Dare to Shine
The 2019 FIFA Women’s World Cup is well under way in France and Australia’s best and brightest female footballers, the Matildas, are right in the thick of the action!
Bringing together teams from 24 countries across all the continents on Earth, this is the biggest contest in women’s football. The Australian team faces some tough competition in the first round stages with matches against Italy, Jamaica and Brazil just the first hurdle on their World Cup journey.
Matildas midfielder Aivi Luik took some time out from her busy training schedule to share with Kidzone her experiences …
What would you say are the qualities of a Matilda?
Talent, resilience, discipline and a never-say-die attitude.
What kinds of team bonding activities do you do?
Most of us love our coffee so we spend a lot of downtime at cafes, chatting or playing Bananagrams or card games like Word Spiel.
Other than the football, what is the best thing about being a part of the FIFA Women’s World Cup?
Being able to fight and compete with some of your best friends!
Which teams are you most looking forward to playing against?
Of course we want to win the World Cup and in doing so we have to play some of the top nations so for me these games would be the most challenging and therefore the most satisfying. However, we need to take each game as it comes, so I would have to say our opener against Italy!

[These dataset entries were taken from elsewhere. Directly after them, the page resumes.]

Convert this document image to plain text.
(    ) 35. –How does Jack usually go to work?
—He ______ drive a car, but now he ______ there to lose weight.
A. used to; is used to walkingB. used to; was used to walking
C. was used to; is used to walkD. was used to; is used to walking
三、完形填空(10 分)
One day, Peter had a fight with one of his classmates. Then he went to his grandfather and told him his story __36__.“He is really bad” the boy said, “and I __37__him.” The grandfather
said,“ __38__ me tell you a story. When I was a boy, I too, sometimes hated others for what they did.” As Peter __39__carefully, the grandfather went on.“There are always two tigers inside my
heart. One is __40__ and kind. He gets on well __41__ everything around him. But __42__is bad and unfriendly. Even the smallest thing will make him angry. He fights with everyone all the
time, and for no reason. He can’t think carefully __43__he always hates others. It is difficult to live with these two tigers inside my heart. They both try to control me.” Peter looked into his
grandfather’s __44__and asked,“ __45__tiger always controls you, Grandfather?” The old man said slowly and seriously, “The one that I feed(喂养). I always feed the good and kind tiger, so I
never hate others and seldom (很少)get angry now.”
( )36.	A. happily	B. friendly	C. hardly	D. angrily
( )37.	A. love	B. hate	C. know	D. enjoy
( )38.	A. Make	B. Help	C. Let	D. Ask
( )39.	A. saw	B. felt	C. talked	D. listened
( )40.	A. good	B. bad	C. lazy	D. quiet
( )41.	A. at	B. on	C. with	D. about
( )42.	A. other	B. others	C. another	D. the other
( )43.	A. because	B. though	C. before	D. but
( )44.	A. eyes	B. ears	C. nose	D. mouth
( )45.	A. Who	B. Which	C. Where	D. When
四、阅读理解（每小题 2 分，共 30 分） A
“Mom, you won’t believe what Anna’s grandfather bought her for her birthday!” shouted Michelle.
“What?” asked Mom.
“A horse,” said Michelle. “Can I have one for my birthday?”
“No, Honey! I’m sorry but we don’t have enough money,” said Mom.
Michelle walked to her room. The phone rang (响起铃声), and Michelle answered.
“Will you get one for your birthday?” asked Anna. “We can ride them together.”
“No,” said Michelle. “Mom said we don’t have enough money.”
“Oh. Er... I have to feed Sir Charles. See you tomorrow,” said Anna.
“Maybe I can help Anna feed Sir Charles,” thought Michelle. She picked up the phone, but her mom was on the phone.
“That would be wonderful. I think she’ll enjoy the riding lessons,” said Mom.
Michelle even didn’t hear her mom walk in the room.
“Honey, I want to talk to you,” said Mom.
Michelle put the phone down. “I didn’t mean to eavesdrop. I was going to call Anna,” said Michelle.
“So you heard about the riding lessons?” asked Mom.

Teams from all over the world are competing; what have you learned from these other teams when you have faced them on the field?
That no team can be taken lightly. The standard of women's football has improved incredibly, and this is the World Cup where anything can happen!
What first drew you to playing football?
What drew me to football was watching the 1994 men's (FIFA) World Cup in the United States. I was nine and I fell in love with the whole spectacle of it all — the game itself with all the freedom and creativity it had to offer as well as how it brought people of all nations together and put their cultures on display. I then started playing in the backyard and on the streets and in the parks and then joined Palm Beach Soccer Club at 11 years old.
What is your pre-game routine?
Eat well, call my family and say a prayer.What country has been your favourite to play in? It's hard to give just one favourite because I have had a lot of great experiences in each country I’ve played in. I had a really good season in Denmark with Brøndby IF. We won the double (the league and the cup) and made the Champions League quarter finals. Danish people are just fantastic, so I guess if I had to say one it'd be Denmark.
Soccer really is the world game. It is the most popular sport on the planet and there are 211 FIFA associations around the world. That’s a lot of dribbling, headers, passes and tackles! As Aivi says, nothing brings people of all nations together quite like the FIFA World Cup. All the things that make us different (like culture, religion, politics) are set aside as soccer fans all over the world focus on all the stuff we have in common. It’s a lot like how things are in God’s family. Paul writes in the Bible that, from God’s perspective, it doesn’t matter what country you come from, whether you’re a girl or boy, rich or poor – we are all equal and we all belong to Jesus (Galatians chapter 3, verses 28 and 29).